1日目は午後から始めて、夜遅くまで行う。2日目は午前中から始めて、大体昼3時ぐらいには終了する。舞手は村の男たちで、さらに横笛を吹く人が2、3人、太鼓をたたく者もいる。それらのメンバーからなる一団が、新山浜は2つにわかれていて(具体的な名称は不明)、家ごとに回っていく。家に寄る度に出される御馳走や酒を飲食し、寄付金をもらう。寄付金は1万~2万ほどを家にいるひとが一人ずつ袋に入れて渡す。縁起のいい数字になるようにすることが求められる。例えば4や9という数字は避けられるべき。4万円だったら3千円たす、というふうにして。一家で大体、3、4万円、7万円くらいになることも。
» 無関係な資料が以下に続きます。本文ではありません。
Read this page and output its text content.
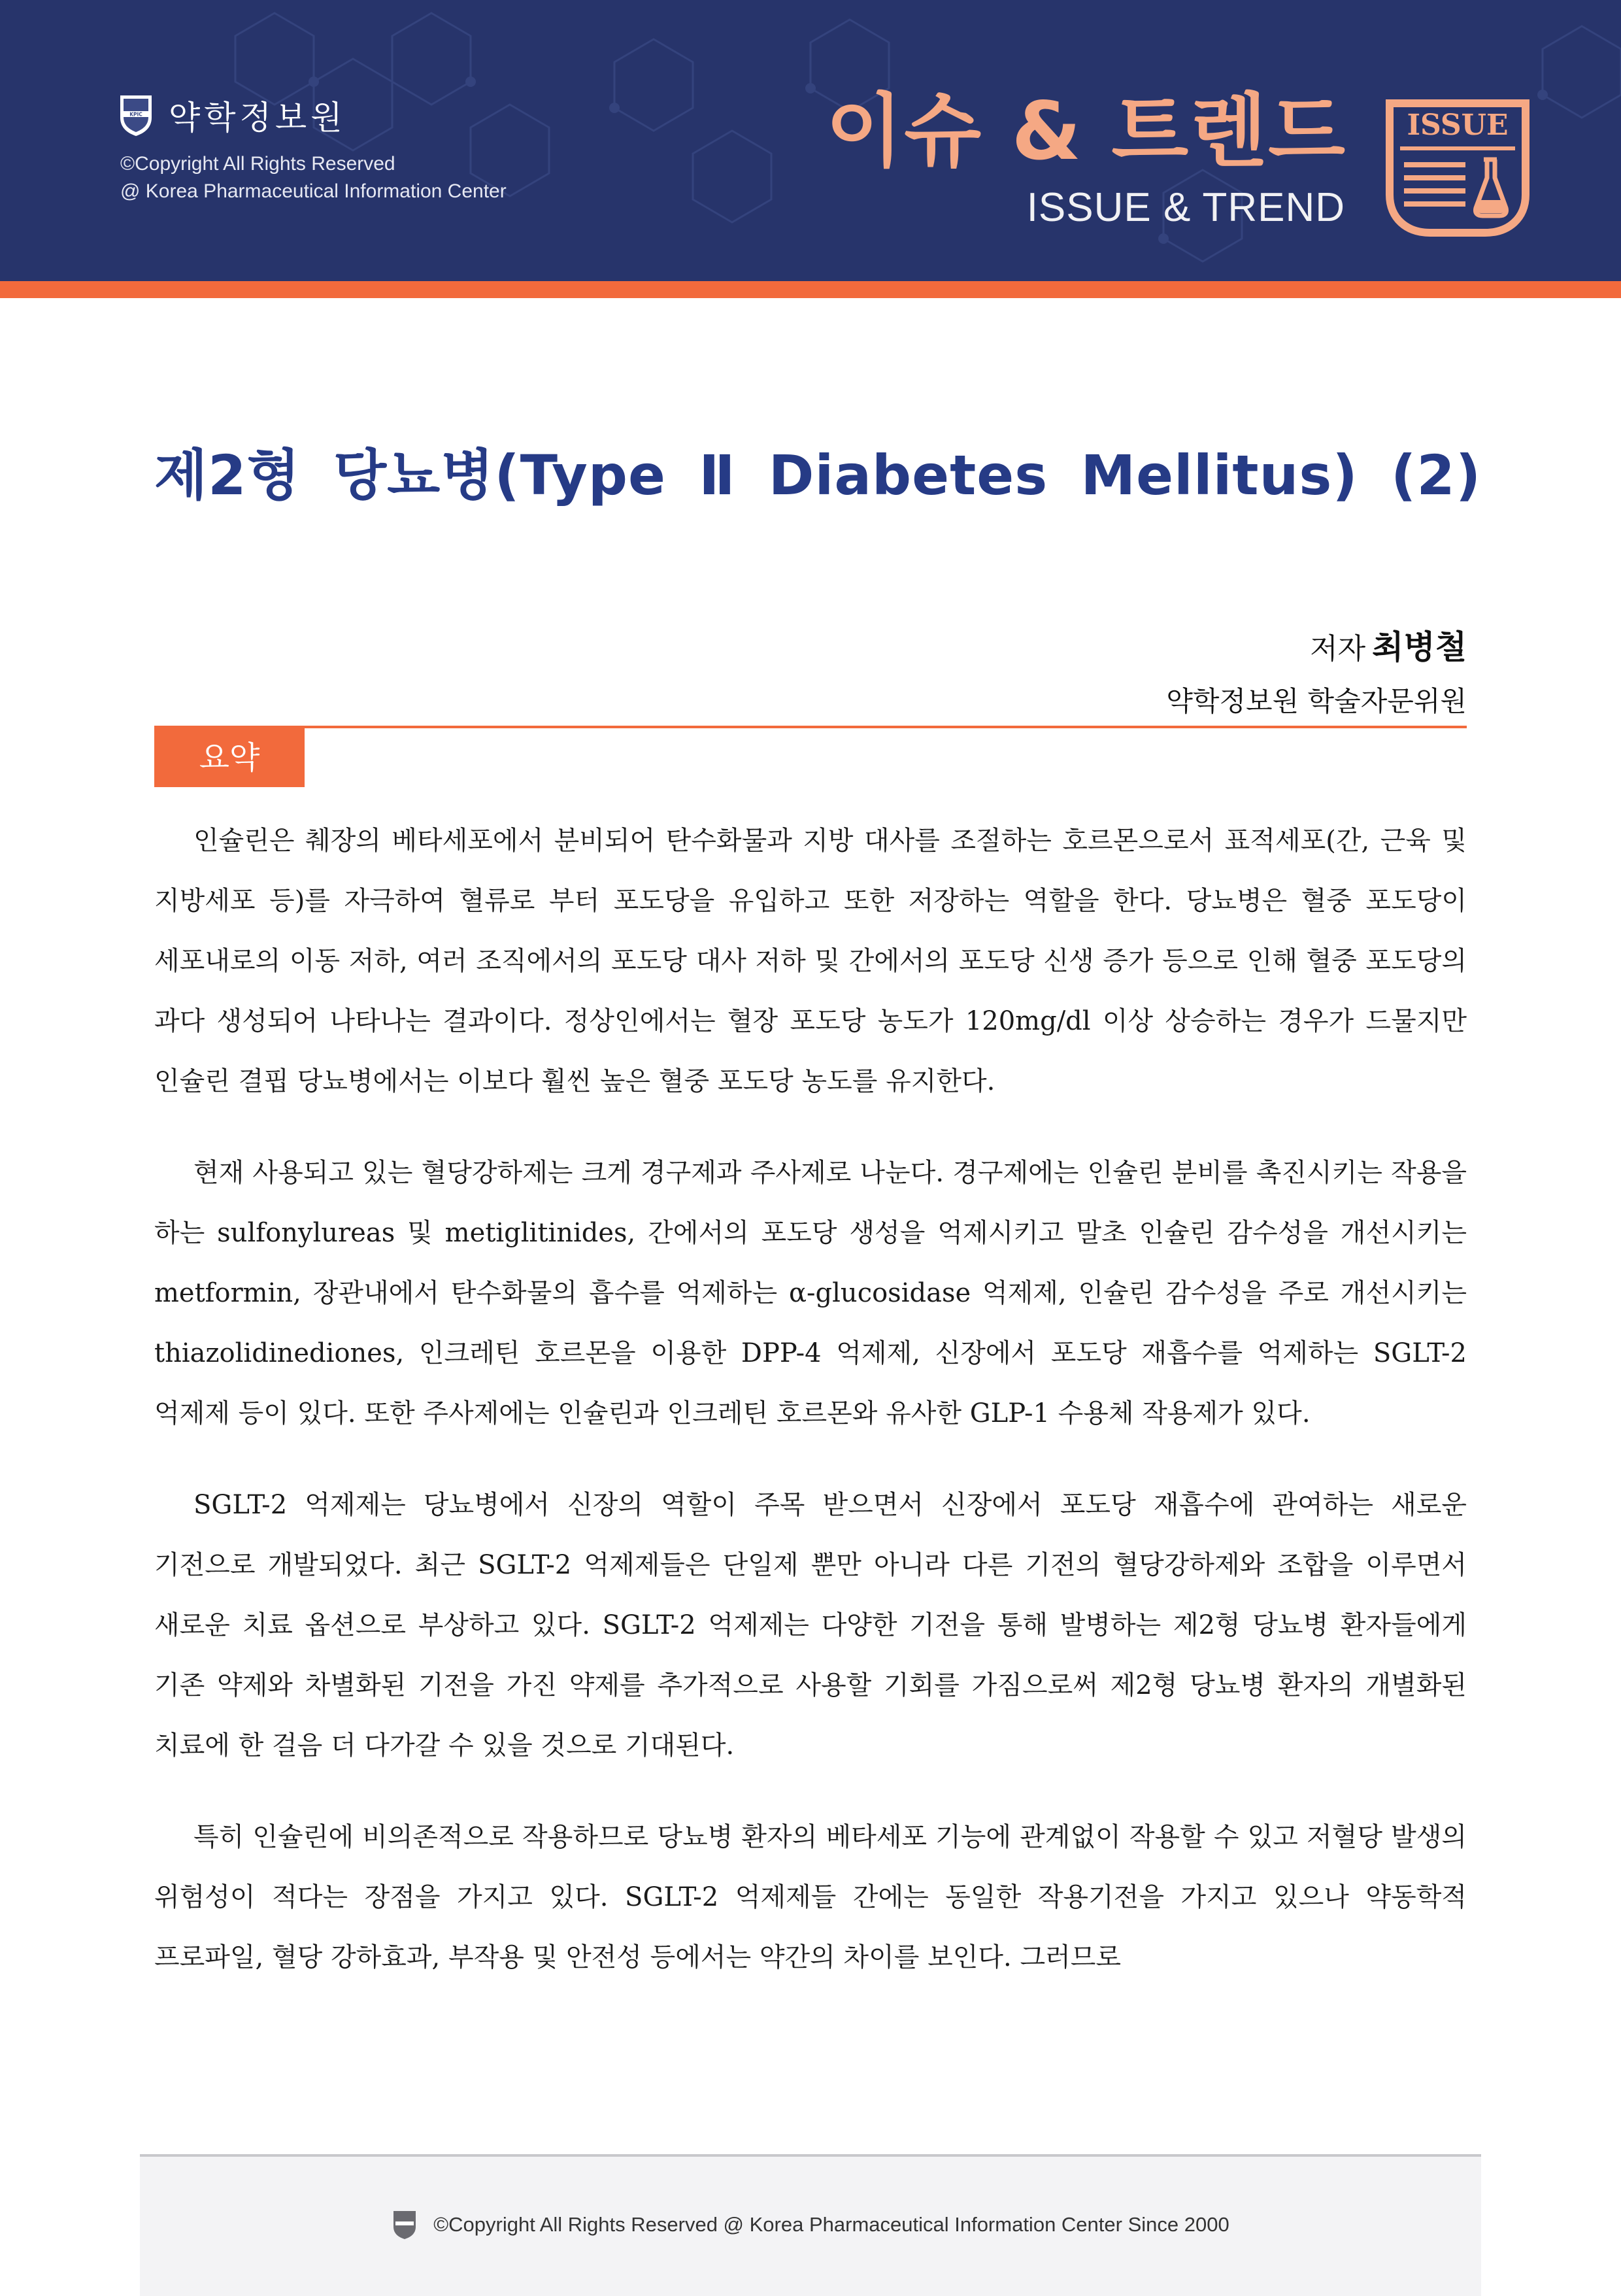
KPIC 약학정보원
©Copyright All Rights Reserved
@ Korea Pharmaceutical Information Center
이슈 & 트렌드
ISSUE & TREND
ISSUE
제2형 당뇨병(Type Ⅱ Diabetes Mellitus) (2)
저자 최병철
약학정보원 학술자문위원
요약

인슐린은 췌장의 베타세포에서 분비되어 탄수화물과 지방 대사를 조절하는 호르몬으로서 표적세포(간, 근육 및 지방세포 등)를 자극하여 혈류로 부터 포도당을 유입하고 또한 저장하는 역할을 한다. 당뇨병은 혈중 포도당이 세포내로의 이동 저하, 여러 조직에서의 포도당 대사 저하 및 간에서의 포도당 신생 증가 등으로 인해 혈중 포도당의 과다 생성되어 나타나는 결과이다. 정상인에서는 혈장 포도당 농도가 120mg/dl 이상 상승하는 경우가 드물지만 인슐린 결핍 당뇨병에서는 이보다 훨씬 높은 혈중 포도당 농도를 유지한다.

현재 사용되고 있는 혈당강하제는 크게 경구제과 주사제로 나눈다. 경구제에는 인슐린 분비를 촉진시키는 작용을 하는 sulfonylureas 및 metiglitinides, 간에서의 포도당 생성을 억제시키고 말초 인슐린 감수성을 개선시키는 metformin, 장관내에서 탄수화물의 흡수를 억제하는 α-glucosidase 억제제, 인슐린 감수성을 주로 개선시키는 thiazolidinediones, 인크레틴 호르몬을 이용한 DPP-4 억제제, 신장에서 포도당 재흡수를 억제하는 SGLT-2 억제제 등이 있다. 또한 주사제에는 인슐린과 인크레틴 호르몬와 유사한 GLP-1 수용체 작용제가 있다.

SGLT-2 억제제는 당뇨병에서 신장의 역할이 주목 받으면서 신장에서 포도당 재흡수에 관여하는 새로운 기전으로 개발되었다. 최근 SGLT-2 억제제들은 단일제 뿐만 아니라 다른 기전의 혈당강하제와 조합을 이루면서 새로운 치료 옵션으로 부상하고 있다. SGLT-2 억제제는 다양한 기전을 통해 발병하는 제2형 당뇨병 환자들에게 기존 약제와 차별화된 기전을 가진 약제를 추가적으로 사용할 기회를 가짐으로써 제2형 당뇨병 환자의 개별화된 치료에 한 걸음 더 다가갈 수 있을 것으로 기대된다.

특히 인슐린에 비의존적으로 작용하므로 당뇨병 환자의 베타세포 기능에 관계없이 작용할 수 있고 저혈당 발생의 위험성이 적다는 장점을 가지고 있다. SGLT-2 억제제들 간에는 동일한 작용기전을 가지고 있으나 약동학적 프로파일, 혈당 강하효과, 부작용 및 안전성 등에서는 약간의 차이를 보인다. 그러므로

©Copyright All Rights Reserved @ Korea Pharmaceutical Information Center Since 2000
獅子舞は消防団(事業団?)が取り仕切っており、集められた寄付金は消防団の活動費になる。獅子舞に同行する人も含めて12人ぐらいが集落中を回る。子ども(主に男の子だが最近は女の子も)たちは「ししはやし」を務め、行く先々からお菓子をもらったりしていた。でも、今は中学生が2人しかいない。ひとりは中2で、もうひとりが中3。高校生になってしまうと、「ししはやし」には参加できないらしい。
家で獅子舞を迎える側も様々な準備をする。寄付金を準備する場合、世帯の合計金額が縁起のいい数字になるようにしている。また、獅子舞の一行をもてなすための料理も用意する。その人たちに食べてもらいたいから、主婦は他の家庭で出なさそうなメニューを一生懸命考えているのだという。子どもたちからも「あの家では○○が出たよ!」などと報告してきたりする。
獅子頭の色は黒。牡鹿半島の表浜は赤で、裏浜の新山と泊は黒。新山のものは松(?)で作られているためとても重い。
いつのころからか、人数も減ったので小正月にコミュニティーセンターで獅子舞を回すことにしていたが、それさえも去年から実施していない。